Special to the Times-Free Press
At a young 90 years of age, Carmela Maria Leone Favorito has seen it all. Born in San Nicola Italy in 1931, the third of eight children, a devastating earthquake caused her family to lose everything right before her birth. For the first year of her life, her family took shelter in a cave. Growing up, Carmela’s life was clearly one of hardship, but through it all, Carmela never lost sight of what was important to her: hard work, loyalty, and family.
Carmela’s Story, a memoir written painstakingly by Carmela with the help of family members, chronicles Carmela’s life from when she was a young girl in Italy, her move to East Boston and her life until she was in her in her mid-70’s. Today she is just as vibrant as ever and is a much-beloved resident at Cohen Florence Levine Estates Assisted Living in Chelsea.
Carmela met her husband Ciriaco (Jerry) when she was 19 and he was 30. It was an arranged marriage. He was living in the United States; Carmela in Italy. Corresponding only through letters, Jerry arrived in Italy in 1950, accompanied by his mother, to meet Carmela. Jerry and Carmela married and both returned to East Boston to start their life together.
When Carmela first arrived in this country, she was amazed at the running water and electricity. In Italy, she washed her clothes in the creek. Pursuing the “American Dream,” the couple managed to buy a house in East Boston at 442 Saratoga Street, with $900 down and a 20 year mortgage. This is the house that Carmela lived in for most of her adult life, moving to 454 Saratoga Street in 2012. Being Italian, Carmela loved to cook for her family, making such specialties as spaghetti and meatballs, lasagna, and chicken cacciatore. Homemade meatball sub sandwiches, however, were her most popular entrée.
Although Carmela didn’t speak any English when she moved to Boston, her husband insisted that no Italian be spoken in the house. As he put it, “We already know Italian, let’s learn English.” Carmela and Jerry had four children: Emilio, John and twins Gerald and Marie. Raising her family kept Carmela busy, but she also worked in a variety of waitressing and catering jobs. Although her marriage ultimately didn’t work out and Carmela and Jerry divorced, Carmela still has warm feelings about their years together. After going to school at night to improve her English and to become an American citizen, Carmela ultimately landed an office job at John Hancock. She worked there for 13 years, often averaging 55-60 hours a week. Her efforts did not go unnoticed; Carmela was promoted and received numerous awards, raises and recognition from her supervisors and co-workers.
Carmela’s children’s education was of paramount importance to her.

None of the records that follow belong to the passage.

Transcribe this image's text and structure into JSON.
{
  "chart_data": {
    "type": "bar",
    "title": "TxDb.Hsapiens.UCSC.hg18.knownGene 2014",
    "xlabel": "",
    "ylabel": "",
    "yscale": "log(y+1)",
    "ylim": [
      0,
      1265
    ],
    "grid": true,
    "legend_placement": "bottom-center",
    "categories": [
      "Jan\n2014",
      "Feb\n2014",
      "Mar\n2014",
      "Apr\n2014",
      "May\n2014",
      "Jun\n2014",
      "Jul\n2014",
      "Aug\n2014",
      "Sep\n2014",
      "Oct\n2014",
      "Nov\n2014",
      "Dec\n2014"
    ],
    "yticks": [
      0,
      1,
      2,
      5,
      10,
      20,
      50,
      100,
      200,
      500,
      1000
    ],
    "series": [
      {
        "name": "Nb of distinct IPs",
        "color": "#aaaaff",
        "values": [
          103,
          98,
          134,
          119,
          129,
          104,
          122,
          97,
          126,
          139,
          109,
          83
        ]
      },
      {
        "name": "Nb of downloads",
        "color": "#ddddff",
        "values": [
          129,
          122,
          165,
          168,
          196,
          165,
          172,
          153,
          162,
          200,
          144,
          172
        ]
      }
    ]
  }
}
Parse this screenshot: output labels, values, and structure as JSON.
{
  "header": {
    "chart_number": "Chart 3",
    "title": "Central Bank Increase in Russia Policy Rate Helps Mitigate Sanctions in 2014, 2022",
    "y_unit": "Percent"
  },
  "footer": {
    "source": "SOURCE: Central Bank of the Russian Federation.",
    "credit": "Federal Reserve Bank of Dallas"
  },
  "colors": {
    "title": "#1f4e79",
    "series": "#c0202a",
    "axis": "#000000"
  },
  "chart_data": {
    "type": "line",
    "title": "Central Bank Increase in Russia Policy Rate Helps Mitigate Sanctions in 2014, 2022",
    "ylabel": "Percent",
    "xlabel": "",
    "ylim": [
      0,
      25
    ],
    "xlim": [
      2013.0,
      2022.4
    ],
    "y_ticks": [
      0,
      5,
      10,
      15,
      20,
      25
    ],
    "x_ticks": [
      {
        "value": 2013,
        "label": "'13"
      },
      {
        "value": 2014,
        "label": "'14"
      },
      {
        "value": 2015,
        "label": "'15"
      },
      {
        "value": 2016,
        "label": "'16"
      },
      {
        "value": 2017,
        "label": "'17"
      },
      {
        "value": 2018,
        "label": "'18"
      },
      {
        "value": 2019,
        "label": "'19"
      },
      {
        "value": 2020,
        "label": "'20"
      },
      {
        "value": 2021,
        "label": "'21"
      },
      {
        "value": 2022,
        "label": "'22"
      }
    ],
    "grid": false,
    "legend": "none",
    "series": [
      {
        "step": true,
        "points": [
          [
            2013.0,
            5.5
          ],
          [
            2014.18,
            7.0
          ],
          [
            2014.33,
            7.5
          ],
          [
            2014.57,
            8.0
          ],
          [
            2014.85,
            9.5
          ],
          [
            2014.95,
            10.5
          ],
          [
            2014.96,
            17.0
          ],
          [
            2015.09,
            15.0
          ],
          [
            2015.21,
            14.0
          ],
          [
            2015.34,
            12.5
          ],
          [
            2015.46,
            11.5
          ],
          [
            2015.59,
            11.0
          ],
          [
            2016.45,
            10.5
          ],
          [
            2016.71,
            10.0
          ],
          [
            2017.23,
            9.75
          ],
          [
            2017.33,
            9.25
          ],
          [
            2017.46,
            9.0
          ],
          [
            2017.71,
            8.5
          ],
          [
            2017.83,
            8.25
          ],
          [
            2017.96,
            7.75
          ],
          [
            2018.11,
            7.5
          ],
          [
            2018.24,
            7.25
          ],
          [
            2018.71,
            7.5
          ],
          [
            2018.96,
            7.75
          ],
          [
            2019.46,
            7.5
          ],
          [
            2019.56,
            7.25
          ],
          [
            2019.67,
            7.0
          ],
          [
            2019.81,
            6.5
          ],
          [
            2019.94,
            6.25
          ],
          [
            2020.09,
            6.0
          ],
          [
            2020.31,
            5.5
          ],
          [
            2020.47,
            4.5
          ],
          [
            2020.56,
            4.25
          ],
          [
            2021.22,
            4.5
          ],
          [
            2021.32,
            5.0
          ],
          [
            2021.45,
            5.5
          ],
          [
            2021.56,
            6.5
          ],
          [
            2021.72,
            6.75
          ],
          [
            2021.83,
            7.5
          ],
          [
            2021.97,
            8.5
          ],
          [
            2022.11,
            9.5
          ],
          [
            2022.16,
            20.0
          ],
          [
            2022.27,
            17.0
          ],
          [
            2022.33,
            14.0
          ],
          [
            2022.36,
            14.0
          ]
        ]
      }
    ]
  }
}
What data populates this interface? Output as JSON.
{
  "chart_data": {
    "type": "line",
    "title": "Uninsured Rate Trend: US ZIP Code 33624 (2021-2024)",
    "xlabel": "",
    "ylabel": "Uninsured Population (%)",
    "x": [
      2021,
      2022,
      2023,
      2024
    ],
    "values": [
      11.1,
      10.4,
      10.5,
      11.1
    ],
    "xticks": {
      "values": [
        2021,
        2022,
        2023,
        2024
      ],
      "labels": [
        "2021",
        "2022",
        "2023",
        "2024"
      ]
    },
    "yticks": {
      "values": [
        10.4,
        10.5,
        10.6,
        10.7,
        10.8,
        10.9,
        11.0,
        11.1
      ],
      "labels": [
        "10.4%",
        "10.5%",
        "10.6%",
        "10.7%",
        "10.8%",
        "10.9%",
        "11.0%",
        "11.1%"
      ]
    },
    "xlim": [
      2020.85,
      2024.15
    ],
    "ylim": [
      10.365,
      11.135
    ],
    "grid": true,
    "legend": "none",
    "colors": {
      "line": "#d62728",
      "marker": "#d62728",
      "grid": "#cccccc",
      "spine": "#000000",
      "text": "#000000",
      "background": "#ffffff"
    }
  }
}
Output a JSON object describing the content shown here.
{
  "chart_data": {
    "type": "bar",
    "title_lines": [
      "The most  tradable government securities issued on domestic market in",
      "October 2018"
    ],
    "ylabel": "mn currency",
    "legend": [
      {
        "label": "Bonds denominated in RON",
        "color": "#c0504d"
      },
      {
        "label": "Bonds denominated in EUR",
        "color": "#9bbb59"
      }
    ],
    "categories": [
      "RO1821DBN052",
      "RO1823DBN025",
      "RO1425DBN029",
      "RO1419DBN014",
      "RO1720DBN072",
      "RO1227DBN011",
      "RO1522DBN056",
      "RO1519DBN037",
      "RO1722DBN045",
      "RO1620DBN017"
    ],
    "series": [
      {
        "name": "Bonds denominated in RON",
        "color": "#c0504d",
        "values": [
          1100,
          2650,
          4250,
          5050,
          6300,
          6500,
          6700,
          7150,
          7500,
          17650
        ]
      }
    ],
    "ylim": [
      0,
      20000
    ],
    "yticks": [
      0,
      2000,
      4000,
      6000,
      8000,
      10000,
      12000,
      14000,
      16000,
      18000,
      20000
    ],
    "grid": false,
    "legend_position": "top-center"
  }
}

Emilio received a full scholarship from Harvard and then attended Suffolk Law School; John received a full scholarship from University of Massachusetts Amherst; Jerry and Marie received full scholarships to University of Massachusetts Boston. Carmela was, and still is, so incredibly proud of her children. Tragically, Gerry passed away when he was only 36.
In 2004 Carmela decided, after much deliberation, to finally go back to Italy. Notably, her desire to make the trip was prompted by Lorenzo Teri, who was her first love growing up. Their relationship was rekindled when the two exchanged letters and phone calls in 2000. However, their meeting was not meant to be as Lorenzo passed away in his sleep days prior to Carmela’s visit. Still, Carmela was determined to make the trip and traveled with seven family members to the place where it all began. Her visit to San Nicola was emotional yet valuable. Incredibly, she recognized people she had not seen in 50 years. For Carmela, experiencing this sense of closure gives her story a “happy ending.”
When asked what she enjoyed the most about life at the Chelsea assisted living, Carmela was quick to respond: “I like that I always have friends to talk to, whether it be the residents or the staff. Everyone here is so friendly,” remarked Carmela. “I wanted to live independently, but still have a bit of support.” Carmela added with a laugh, “It’s a pleasure to have people cook for me now!”
“Carmela is such a wonderful addition to our assisted living family,” stated Jennifer Fazekas, Director of Marketing for Cohen Florence Levine Estates. “She is so gregarious, always telling stories and making the residents and staff smile. People just light up when they see Carmela.”
As far as the secret to her longevity, Carmela believes exercise is an important reason why she remains in such good health. “I enjoy walking and exercising. I love to keep busy.” She maintains that she eats right and does not overindulge. “But I’m Italian,” she added. “I love food!”
It took Carmela four years to write Carmela’s Story, which John’s wife Robin helped transcribe sentence by sentence. It was a labor of love — a chronicle of one women’s remarkable journey into the land of opportunity and her abiding her love of family. In the book, Carmela’s granddaughter Julia Favorito summed up what makes her grandmother so special. “My Nona is my hero because she is kind, strong, caring, popular, loving, and friendly. She always makes the best of things. I love her with all my heart.”